A trace of smoke by Rebecca Cantrell.
Hannah Vogel is a single 32-year-old woman in a Germany where Nazi-ism is becoming rampant. A crime reporter for the Berliner Tageblatt, she considers herself fairly tough and unshakeable. But when, on a regular visit to the police station she sees a photo of her younger brother Ernst in the photos of the unnamed dead, the unidentified bodies discovered over the past week, she is (understandably) upset.
Hannah's friend Fritz Waldheim is the policeman on duty, though, so she tries not to show it. She doesn't want anyone to find out that she and Ernst loaned their identity papers to a Jewish friend so she and her son could leave the country. Once Sarah and Tobias arrive in America, the papers will be returned, but until then, Hannah and Ernst must be virtually invisible.
Hannah succeeds in distracting Fritz before he sees the photograph of Ernst, but she determines that she will discover what happened to her brother and try to avenge his death. She still has to do her job as a crime reporter, but because of it, she knows some investigative tricks.
Ernst was a performer in a gay bar, and had some very important benefactors. Hannah knows little about his life besides where he lived and worked, and that's where she begins.

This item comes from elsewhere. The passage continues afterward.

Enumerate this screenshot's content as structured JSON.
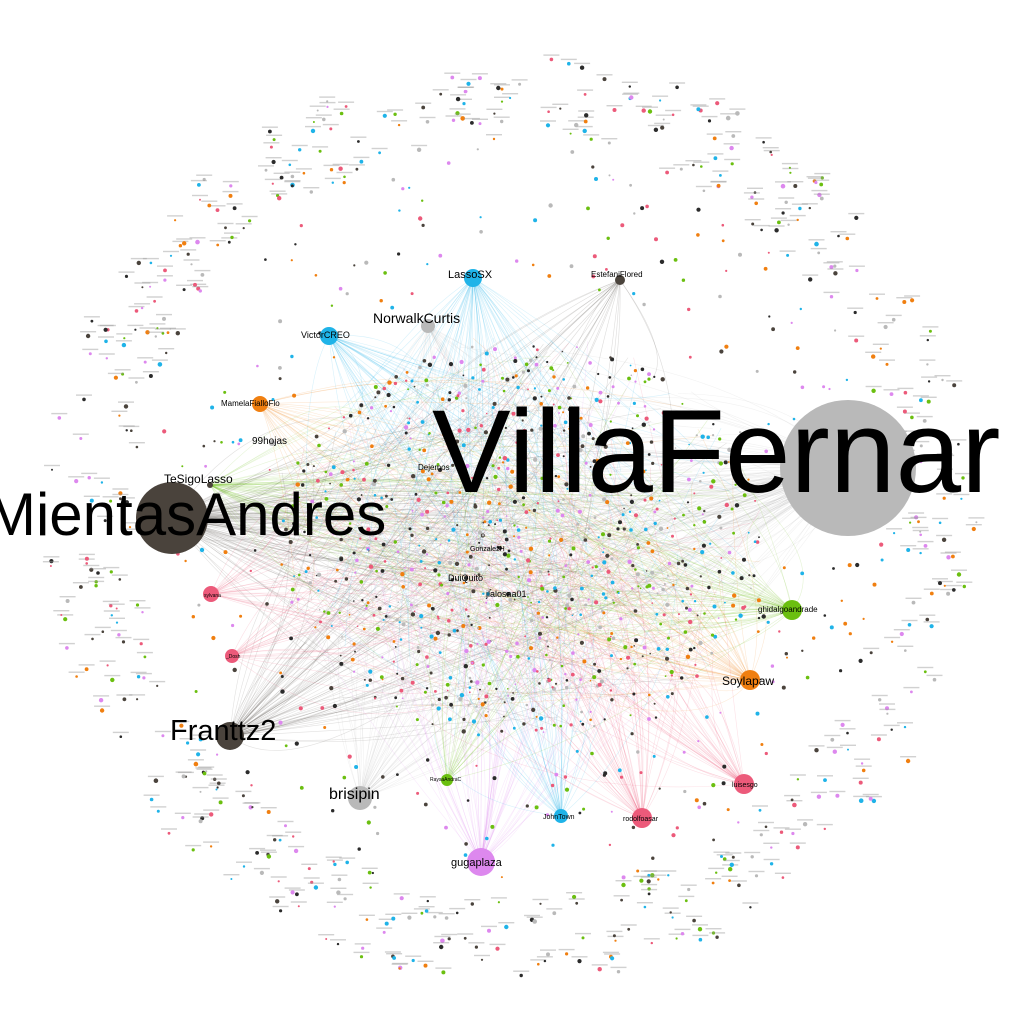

Meanwhile, a 5-year-old boy appears on her doorstep, claiming to be Ernst's son, and Hannah has another puzzle to solve.
I'm not usually a fan of historical fiction, but I was totally taken with this story. This is one of the books which had me torn between gobbling it up and slowly savoring. I guess I managed a happy medium, but it was a gripping read.
Another Hannah Vogel story, A Night of Long Knives, is due out in June, but that seems a very long time to wait.